Navigation

Run Queries Against Your Data Lake

Beta

The Atlas Data Lake is available as a Beta feature. The product and the corresponding documentation may change at any time during the Beta stage. For support, see Request Support.

Estimated completion time: 5 minutes

You can run operations using the MongoDB Query Language (MQL) which includes most, but not all standard server commands. In particular, the Atlas Data Lake is currently a read-only service. MQL operations can run in parallel to enhance performance even for large and complex queries. However, Data Lake is designed for analytics-type workloads and is not intended for day-to-day operational workloads. To learn which MQL operations are supported, see the MQL Support documentation.

Prerequisites

To complete this part of the tutorial, you will need to have completed:

You must be connected to your Data Lake with the Mongo shell before running the following queries.

Queries

Find instances in the weather collection where pressure is higher than 900 millibars. Sort by timestamp and limit the number of documents returned:

db.weather.find({"pressure": {$gt: 900}}).limit(5).sort({ "ts": 1})

Find AirBnB offerings in Porto with a high review score:

db.airbnb.find( { "address.market" : "Porto", "review_scores.review_scores_rating": {$gt: 79}})

Find properties in New York for less than $200 per night, and sort the returned documents by customer review rating:

db.airbnb.find({ "address.market" : "New York", "price": {$lt: NumberDecimal("200.00")} } ).sort({review_scores_rating: -1})

Find the average cost of accommodation in Porto by accommodation type:

db.airbnb.aggregate([{ $match: { "address.market" : "Porto" } },{ $group : {"_id" : "$property_type", avgPrice: {$avg: "$price"}}}])

Find the average price per night of an apartment in Sydney:

db.airbnb.aggregate([{ $match: { "address.market" : "Sydney", "property_type" : "Apartment" } }, { $group : {"_id" : "$property_type", avgPrice: {$avg: "$price"}}}])

Find the number of apartments available to rent in Barcelona.
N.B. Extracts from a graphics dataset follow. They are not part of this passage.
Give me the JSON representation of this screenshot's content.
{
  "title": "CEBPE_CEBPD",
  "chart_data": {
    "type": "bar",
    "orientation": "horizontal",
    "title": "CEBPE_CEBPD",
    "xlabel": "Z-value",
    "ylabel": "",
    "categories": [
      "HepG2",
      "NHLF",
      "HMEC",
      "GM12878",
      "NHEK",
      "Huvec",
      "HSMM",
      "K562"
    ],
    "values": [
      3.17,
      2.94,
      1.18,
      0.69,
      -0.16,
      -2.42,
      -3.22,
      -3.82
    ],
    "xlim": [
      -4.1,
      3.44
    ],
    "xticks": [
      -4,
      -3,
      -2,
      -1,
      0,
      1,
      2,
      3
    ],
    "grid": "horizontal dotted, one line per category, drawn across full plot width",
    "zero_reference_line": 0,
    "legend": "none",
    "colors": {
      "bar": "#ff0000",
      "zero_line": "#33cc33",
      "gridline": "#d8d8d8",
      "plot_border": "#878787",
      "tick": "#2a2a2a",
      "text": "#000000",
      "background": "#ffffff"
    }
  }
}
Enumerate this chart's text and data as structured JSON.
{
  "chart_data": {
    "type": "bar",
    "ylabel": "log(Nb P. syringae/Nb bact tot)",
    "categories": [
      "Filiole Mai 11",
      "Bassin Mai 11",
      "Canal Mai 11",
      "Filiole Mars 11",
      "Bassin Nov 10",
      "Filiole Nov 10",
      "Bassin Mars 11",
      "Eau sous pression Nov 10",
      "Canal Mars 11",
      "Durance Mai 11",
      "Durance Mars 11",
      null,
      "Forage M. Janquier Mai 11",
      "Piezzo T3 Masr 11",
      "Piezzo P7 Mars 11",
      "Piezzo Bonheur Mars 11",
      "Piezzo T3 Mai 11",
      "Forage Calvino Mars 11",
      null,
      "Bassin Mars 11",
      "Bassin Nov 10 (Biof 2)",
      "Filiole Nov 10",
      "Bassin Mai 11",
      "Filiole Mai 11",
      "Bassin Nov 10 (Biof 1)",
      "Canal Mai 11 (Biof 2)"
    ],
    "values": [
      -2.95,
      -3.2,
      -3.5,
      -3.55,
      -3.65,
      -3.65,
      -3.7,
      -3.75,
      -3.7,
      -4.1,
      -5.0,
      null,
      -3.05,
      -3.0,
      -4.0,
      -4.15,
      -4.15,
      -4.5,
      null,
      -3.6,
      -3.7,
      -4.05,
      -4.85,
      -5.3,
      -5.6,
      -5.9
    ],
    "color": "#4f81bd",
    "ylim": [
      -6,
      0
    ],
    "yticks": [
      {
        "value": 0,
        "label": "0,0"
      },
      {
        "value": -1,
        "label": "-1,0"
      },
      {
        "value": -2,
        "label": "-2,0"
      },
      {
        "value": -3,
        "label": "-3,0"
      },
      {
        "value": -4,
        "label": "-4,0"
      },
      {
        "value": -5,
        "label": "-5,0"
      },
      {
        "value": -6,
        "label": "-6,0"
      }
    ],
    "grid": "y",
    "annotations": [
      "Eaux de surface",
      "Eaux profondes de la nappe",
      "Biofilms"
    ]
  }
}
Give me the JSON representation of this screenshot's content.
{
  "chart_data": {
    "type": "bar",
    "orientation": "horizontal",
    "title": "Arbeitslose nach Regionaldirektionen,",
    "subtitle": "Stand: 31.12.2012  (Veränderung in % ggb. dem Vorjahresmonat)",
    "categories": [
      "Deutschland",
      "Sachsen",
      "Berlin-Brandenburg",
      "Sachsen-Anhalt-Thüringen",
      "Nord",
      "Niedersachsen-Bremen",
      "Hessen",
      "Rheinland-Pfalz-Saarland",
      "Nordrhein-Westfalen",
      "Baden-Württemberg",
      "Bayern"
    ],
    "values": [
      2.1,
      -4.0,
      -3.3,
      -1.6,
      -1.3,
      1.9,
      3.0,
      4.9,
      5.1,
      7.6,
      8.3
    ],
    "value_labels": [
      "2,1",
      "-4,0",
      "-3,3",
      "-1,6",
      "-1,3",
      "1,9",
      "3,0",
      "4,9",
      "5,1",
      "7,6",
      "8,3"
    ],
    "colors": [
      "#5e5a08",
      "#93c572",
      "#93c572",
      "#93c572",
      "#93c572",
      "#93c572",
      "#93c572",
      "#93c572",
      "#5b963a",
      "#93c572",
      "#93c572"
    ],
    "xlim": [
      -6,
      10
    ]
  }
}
db.airbnb.aggregate([{ $match: { "address.market" : "Barcelona" , "property_type": "Apartment"} },{ $count: "numApartments"}])

Summary

Congratulations! You just set up an Atlas Data Lake, created a database and collections from data stored in an S3 bucket, and queried the data using MQL commands.

For more information on Atlas Data Lake, see Query a Data Lake.

Screenshot of the Data Lake after running queries.

Note

When you dynamically generate collections from filenames, the number of collections is not accurately reported in the Data Lake view.